I believe this decision also has had a direct impact on staff retention and investment in our work. In an industry marked by high turnover, people tend to stay for a meaningful piece of their career. If we express a need at the firm, we often have people raise their hands to be a part of the solution.

Employee ownership makes us a better employer, a better company, and a better service provider to our clients. Learn more about our employee ownership model here.

4. Rejecting “coin-operated” sales approaches.

Sales professionals are often taught to be “coin-operated.” The term originates with the somewhat jaded assumption that people will be most motivated to perform by direct, financial incentives.

It enables short-term, immediate thinking (e.g. close what you can right now to hit a financial benchmark, regardless of the impact downstream). Taken to extremes, it means “strip-mining” clients for maximum, near-term financial gains at the expense of a client’s trust. It also demeans the contribution of sales professionals to a single number at the expense of all else.

I believe this thinking is wrong and it will not be a part of this company so long as I have a say in it. We do not commission sales. Ever.

I will never put an incentive in front of a member of my staff that could conflict with our client’s needs and, therefore, our client relationship. Closing a bad contract with a low probability of success should not come with a financial reward.

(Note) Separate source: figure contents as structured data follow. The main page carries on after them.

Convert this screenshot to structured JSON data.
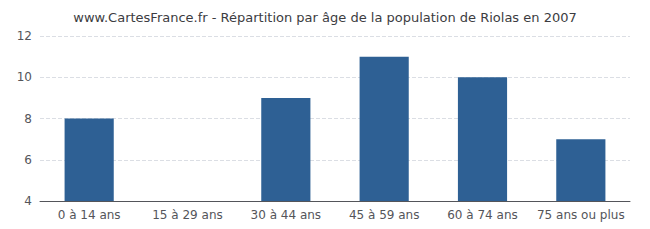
{
  "chart_data": {
    "type": "bar",
    "title": "www.CartesFrance.fr - Répartition par âge de la population de Riolas en 2007",
    "categories": [
      "0 à 14 ans",
      "15 à 29 ans",
      "30 à 44 ans",
      "45 à 59 ans",
      "60 à 74 ans",
      "75 ans ou plus"
    ],
    "values": [
      8,
      4,
      9,
      11,
      10,
      7
    ],
    "color": "#2e6094",
    "ylim": [
      4,
      12
    ],
    "yticks": [
      4,
      6,
      8,
      10,
      12
    ],
    "grid": true
  }
}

Any member of our firm selling services to prospects or clients is motivated instead by the mission at hand, the programmatic or fundraising goal that our work may help to meet, and the satisfaction of a successful project. We are not against making a living, but our incentives will come in the form of profit-sharing as it better reflects the outcome and the overall health and integrity of our company.

5. Leading with Managed Services.

Much of consulting is focused on the big, transformative change. Historically, the money and margin has been in large-scale deployments and, therefore, that is where the industry put its emphasis.

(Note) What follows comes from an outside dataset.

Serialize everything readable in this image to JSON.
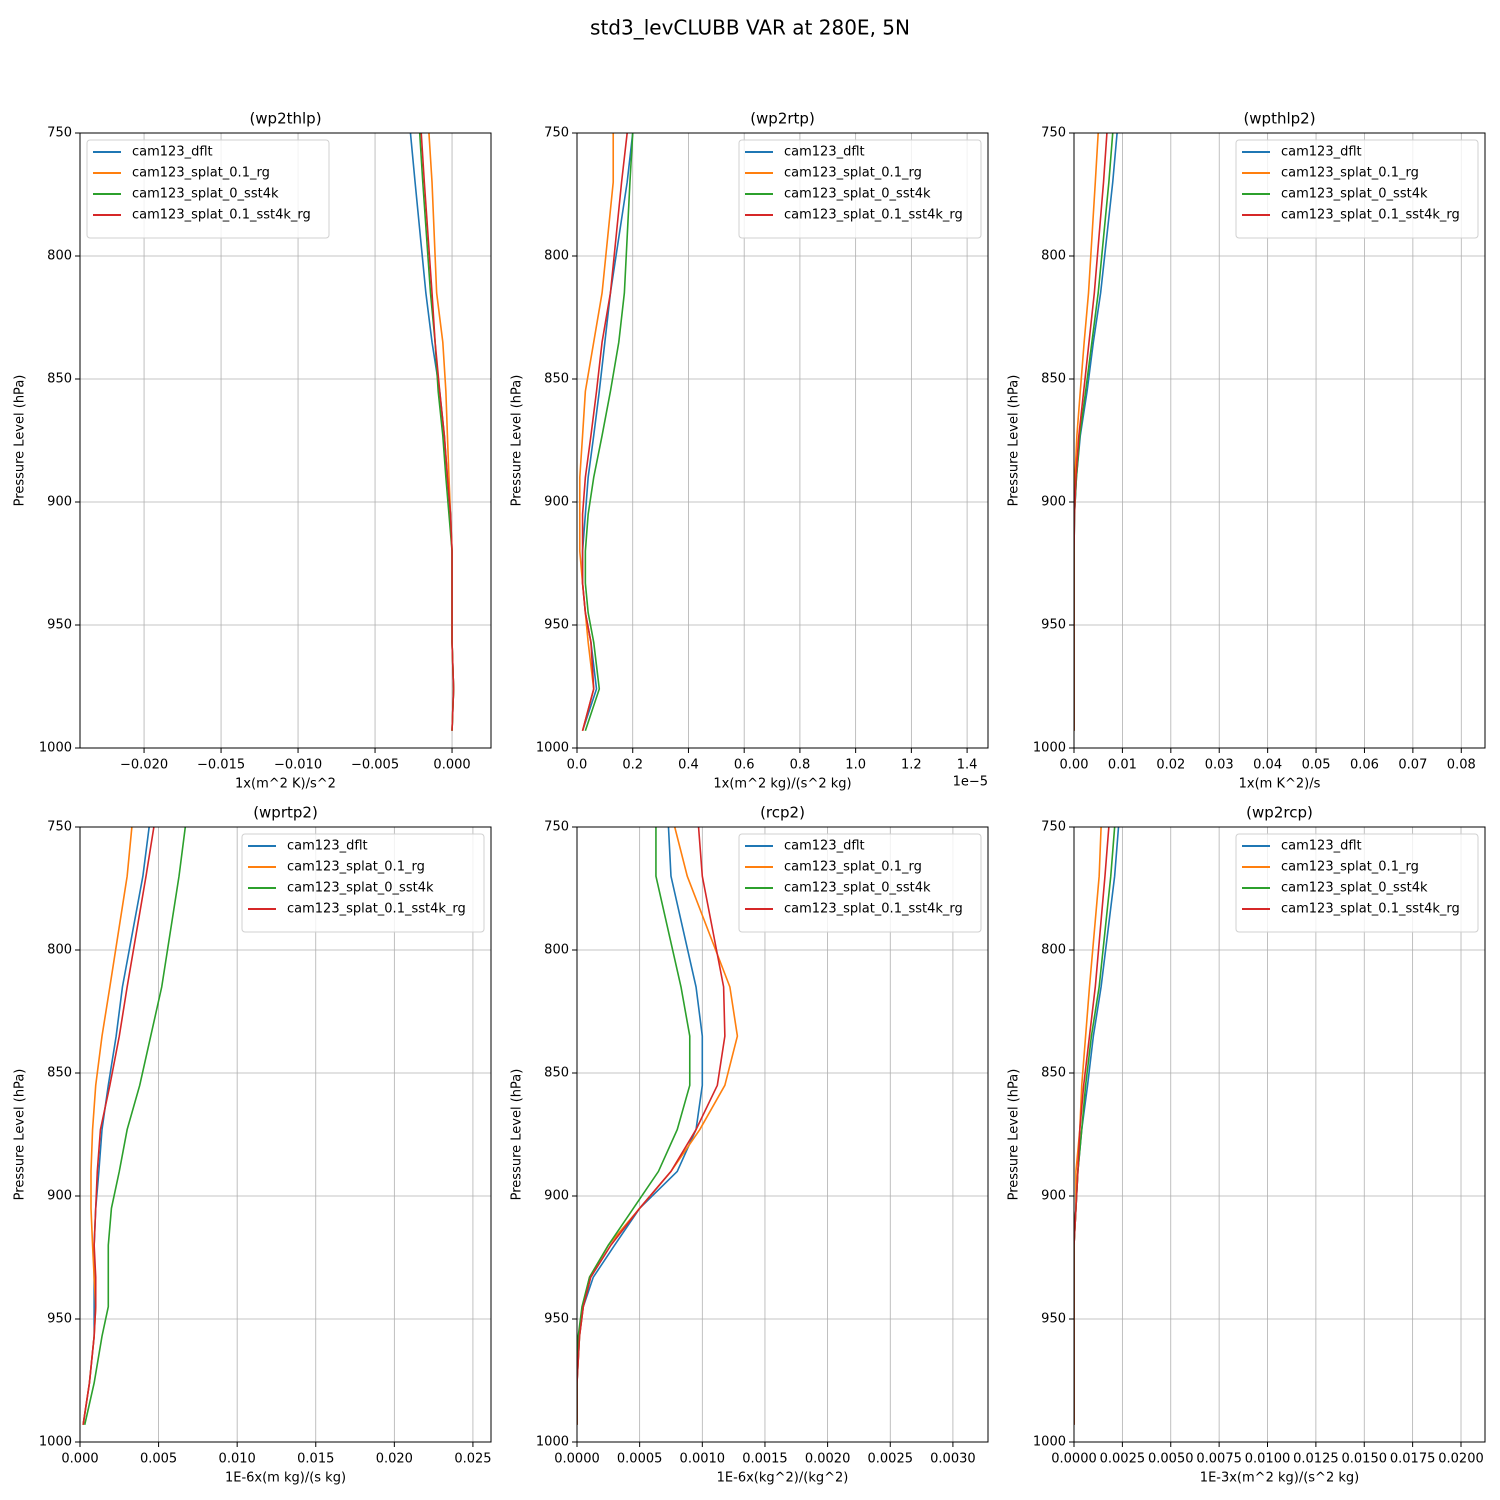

Selling the “big change” often means setting visionary (read: unrealistic) expectations, binding yourself to a short-term procurement process (e.g. an RFP that will decide in 90 days), and racing to the bottom on cost. In short, the environment many projects originate in is surrounded by risk – if not destined to fail.

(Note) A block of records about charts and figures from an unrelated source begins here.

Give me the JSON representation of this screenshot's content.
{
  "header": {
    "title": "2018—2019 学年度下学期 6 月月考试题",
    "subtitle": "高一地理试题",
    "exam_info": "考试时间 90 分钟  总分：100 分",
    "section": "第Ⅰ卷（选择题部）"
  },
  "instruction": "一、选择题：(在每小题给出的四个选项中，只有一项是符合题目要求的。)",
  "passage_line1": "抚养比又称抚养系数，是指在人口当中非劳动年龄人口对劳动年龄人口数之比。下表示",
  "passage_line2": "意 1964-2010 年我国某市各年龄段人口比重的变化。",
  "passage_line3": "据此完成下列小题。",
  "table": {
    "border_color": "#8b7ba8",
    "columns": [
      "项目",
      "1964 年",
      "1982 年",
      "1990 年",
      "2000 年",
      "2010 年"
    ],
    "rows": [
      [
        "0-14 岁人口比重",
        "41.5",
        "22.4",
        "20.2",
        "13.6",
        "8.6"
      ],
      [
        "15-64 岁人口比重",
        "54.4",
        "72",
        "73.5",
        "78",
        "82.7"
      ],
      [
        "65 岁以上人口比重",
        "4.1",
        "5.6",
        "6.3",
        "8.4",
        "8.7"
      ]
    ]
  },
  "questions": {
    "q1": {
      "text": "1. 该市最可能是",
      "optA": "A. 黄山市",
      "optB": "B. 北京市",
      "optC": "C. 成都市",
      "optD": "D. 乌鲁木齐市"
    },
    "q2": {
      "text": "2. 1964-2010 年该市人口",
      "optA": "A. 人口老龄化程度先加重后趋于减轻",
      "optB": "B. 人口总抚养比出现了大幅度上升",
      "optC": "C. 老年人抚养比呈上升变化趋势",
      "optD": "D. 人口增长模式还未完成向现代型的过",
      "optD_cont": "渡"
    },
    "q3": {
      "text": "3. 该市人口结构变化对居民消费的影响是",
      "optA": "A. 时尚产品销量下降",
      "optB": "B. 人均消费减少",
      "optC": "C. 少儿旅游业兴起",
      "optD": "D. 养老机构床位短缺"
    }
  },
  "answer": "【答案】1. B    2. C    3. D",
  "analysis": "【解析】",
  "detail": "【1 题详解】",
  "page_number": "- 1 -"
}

We elected to engage our clients in a different way. We certainly do the “big change” projects but most often we engage organizations through Managed Services.

This approach provides an on-ramp to a client’s culture and an opportunity to build an effective working relationship. It allows us to find a mutual partnership from which we can explore larger change without being engaged in an aggressive, short-term, pre-sale activity.

A business model centered around Managed Services has had a profound impact on our company. We typically work with organizations for years. We build trust, continuity, and transformation over time. It lowers the risk for our portfolio and the organizations we serve.

Conclusions

Running a small business these past 10 years has taught me an incredible amount about industry, our responsibility as an employer, and about my own personal values. As I look back on the past decade, I see a company I am proud to have worked at and I am surrounded by colleagues I have enormous respect for.

We do excellent work with a great team of professionals who care about our clients and their missions. We rejected a lot of the conventional thinking in favor of a business model that allows us to be thoughtful and forward-looking. We own our work. We are strong now and get stronger every day.

Photo Caption: BJ Cortis, Founder and CEO of Craftsman Technology Group, signing employee ownership conversion paperwork on June 30, 2022.